MenschenhandelFrauen ausgewiesen statt Hintermänner verhaftet
Selten werden Fälle von Menschenhandel im Kanton St. Gallen aufgedeckt. Möglicherweise, weil die Prostituierten im Kanton aus der EU stammen. Und weil Betroffene aus Angst meist schweigen.
Nur 1,9 Prozent der in der Kriminalstatistik erfassten Fälle zu Menschenhandel wurden im Kanton St. Gallen aufgedeckt. Dies, obwohl 7,4 Prozent der Erotikbetriebe auf St. Galler Boden liegen. Eine augenfällig tiefe Quote, scheibt der «SonntagsBlick» .
Ein Erklärungsansatz für die tiefe Quote sieht Fredy Fässler, Regierungsrat und Vorsteher des St. Galler Sicherheits- und Justizdepartementes, in der Bewilligungspraxis des Kantons. «Der Kanton St. Gallen erteilt nur Bewilligungen für Sexarbeiterinnen aus dem EU- und Efta-Raum.» Somit gebe es im Kanton St. Gallen keine Bewilligungen für Frauen aus Asien oder Lateinamerika – Regionen, die stark von Frauenhandel betroffen sind.
Betroffene schweigen aus Angst
Grundsätzlich sei es schwierig, Delikte im Bereich von Menschenhandel und Zwangsprostition aufzuklären, da die direktbetroffenen Frauen von sich aus selbst selten nach Hilfe suchen oder gar an die Behörden gelangen.
Fässler hat dies vor seiner Regierungszeit, als er noch als Anwalt arbeitete, selbst erlebt. In einem Fall, an den er sich erinnert, hatte eine Frau, die für ein Bordell bestimmt war, erst einen Monat vor der Einreise in die Schweiz ein Kind auf die Welt gebracht. Die Frau wollte wohl so schnell wie möglich zu ihrem Kind zurück. Dennoch sei aus ihr kaum ein Wort über ihre Situation herauszubringen gewesen. «Wenn die Leute Angst haben, schweigen sie meist lieber, als sich jemandem anzuvertrauen.» Deshalb sei die Bekämpfung des Menschenhandels sehr schwierig.
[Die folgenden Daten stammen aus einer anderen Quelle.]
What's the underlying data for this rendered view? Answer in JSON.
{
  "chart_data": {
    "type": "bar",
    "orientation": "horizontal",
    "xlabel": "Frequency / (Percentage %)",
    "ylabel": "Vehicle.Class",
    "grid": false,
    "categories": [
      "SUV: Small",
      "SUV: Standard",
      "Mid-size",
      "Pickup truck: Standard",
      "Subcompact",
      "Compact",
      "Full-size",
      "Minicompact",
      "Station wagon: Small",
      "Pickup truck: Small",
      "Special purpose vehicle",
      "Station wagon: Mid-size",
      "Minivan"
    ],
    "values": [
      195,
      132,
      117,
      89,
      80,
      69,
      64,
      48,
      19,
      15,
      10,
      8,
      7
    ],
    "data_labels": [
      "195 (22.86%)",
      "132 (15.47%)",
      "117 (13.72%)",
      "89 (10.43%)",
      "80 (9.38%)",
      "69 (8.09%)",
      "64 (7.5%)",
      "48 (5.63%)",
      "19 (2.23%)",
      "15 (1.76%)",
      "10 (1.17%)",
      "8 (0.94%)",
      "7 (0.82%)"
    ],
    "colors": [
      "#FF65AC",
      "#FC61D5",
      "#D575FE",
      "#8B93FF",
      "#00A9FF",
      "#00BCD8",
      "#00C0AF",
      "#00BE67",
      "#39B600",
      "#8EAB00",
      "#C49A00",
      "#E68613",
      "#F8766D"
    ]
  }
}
Die Polizei kontrolliere die Bordelle des Kantons regelmässig, aber aufgrund des knappen Personalbestandes und der vielen Aufgaben der Polizei sei eine Kontrolltätigkeit in sehr hoher Frequenz nicht möglich.
Nach Meldung ausgeschafft
Regelmässige Besuche in den St. Galler Etablissements tätigt «Maria Magdalena», die aufsuchende Sozialarbeit der Beratungsstelle für Frauen im Sexgewerbe des Kantons. Dabei stossen die Mitarbeiterinnen auch auf Frauen, bei denen der Verdacht auf Menschenhandel oder Zwangsprostitution fällt. «Ob bei einem Verdachtsfall die Strafermittlungsbehörden eingeschaltet werden, muss man bei jedem Fall abwägen», sagt Martina Gadient, Fachbereichsleiterin von «Maria Magdalena».
«Es ist leider schon vorgekommen, dass nach Meldungen von uns die betroffenen Frauen ausgewiesen wurden, was eine Hilfe hier vor Ort verunmöglicht.» Die Frauen kämen dann mit leeren Händen in ihrem Heimatland an, sind wieder verletzlich sind und zudem auf sich alleine gestellt. Ausserdem müsste man die Hintermänner zur Rechenschaft ziehen, wenn man die Ausbeutung und den Menschenhandel bekämpfen will.
Mit Rache gedroht
Grundsätzlich sei Zwangsprostitution schwer zu bekämpfen, da im Milieu viel über Drohungen laufe und die Frauen in ständiger Angst lebten. Etwa, wenn die Hintermänner die Familienmitglieder der Sexarbeiterin kennen und mit Racheakten drohen. «Es ist deshalb immer heikel, etwas zu unternehmen», so Gadient. «Wenn jedoch eine Frau den Mitarbeiterinnen von 'Maria Magdalena' konkrete Hinweise über Menschenhandel in einem Etablissement macht, dann wird das abgeklärt und die Strafermittlungsbehörden eingeschaltet.»